Wer zuletzt lacht, ist kein Chinese.


Ich bin beschämend leicht zu erheitern, ich kann über so gut wie alles lachen: Schlagfertige Antworten, Situationskomik, absurde Situationen, Webfails, Loriot selbstverständlich. Ich finde sogar Mario Barth witzig, würde das aber natürlich nie zugeben. Oft brauche ich nicht mal einen Anlass, meist reicht schon meine eigene Unzulänglichkeit um mich zum Kichern zu bringen – was aber auch an meiner weit überdurchschnittlichen Trotteligkeit liegen mag. So habe ich mich zum Beispiel kürzlich an einer Karotte verletzt, das sagt einiges. Kurzum: dank der Lachreizschwelle eines bekifften Vorschülers, kann ich mich eigentlich überall amüsieren. Dachte ich zumindest bevor ich nach China kam. Wer Humor zu schätzen weiss, muss in China umdenken.

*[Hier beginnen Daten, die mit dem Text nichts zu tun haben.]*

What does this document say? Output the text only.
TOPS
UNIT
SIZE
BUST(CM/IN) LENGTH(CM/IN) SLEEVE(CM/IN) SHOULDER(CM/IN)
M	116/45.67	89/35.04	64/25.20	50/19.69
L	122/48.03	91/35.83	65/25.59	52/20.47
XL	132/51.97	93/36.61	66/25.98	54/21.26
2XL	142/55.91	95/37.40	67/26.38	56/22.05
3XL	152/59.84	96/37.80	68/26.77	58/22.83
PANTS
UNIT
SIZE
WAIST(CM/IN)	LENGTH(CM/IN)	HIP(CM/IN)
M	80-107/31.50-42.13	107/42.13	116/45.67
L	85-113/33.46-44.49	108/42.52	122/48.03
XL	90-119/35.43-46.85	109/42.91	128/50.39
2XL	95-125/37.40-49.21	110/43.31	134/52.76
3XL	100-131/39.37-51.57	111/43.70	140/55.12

Was ich als erstes, dennoch leider trotzdem viel zu spät gelernt habe: Ironie und Sarkasmus existieren nicht. Als Westeuropäer sind wir doch alle ähnlich kulturell geprägt worden, auch wenn diese Vorstellung nicht allen behagt. Parisern zum Beispiel. Man ist einfach gewohnt, daß sich die Bedeutung des Gesagten durch Tonfall und Mimik ergänzt, manchmal sogar umkehrt („Na toll.“). In China ist dieses rhetorische Stilmittel weitestgehend unbekannt, Sarkasmus ist nicht vorgesehen. Ich wäre für diese Information im Rahmen meines wirklich absurd intensiven kulturellen Einführungstrainings sehr dankbar gewesen. Unwissend habe ich mich gerade zu Beginn hier mehr als einmal in die Nesseln gesetzt.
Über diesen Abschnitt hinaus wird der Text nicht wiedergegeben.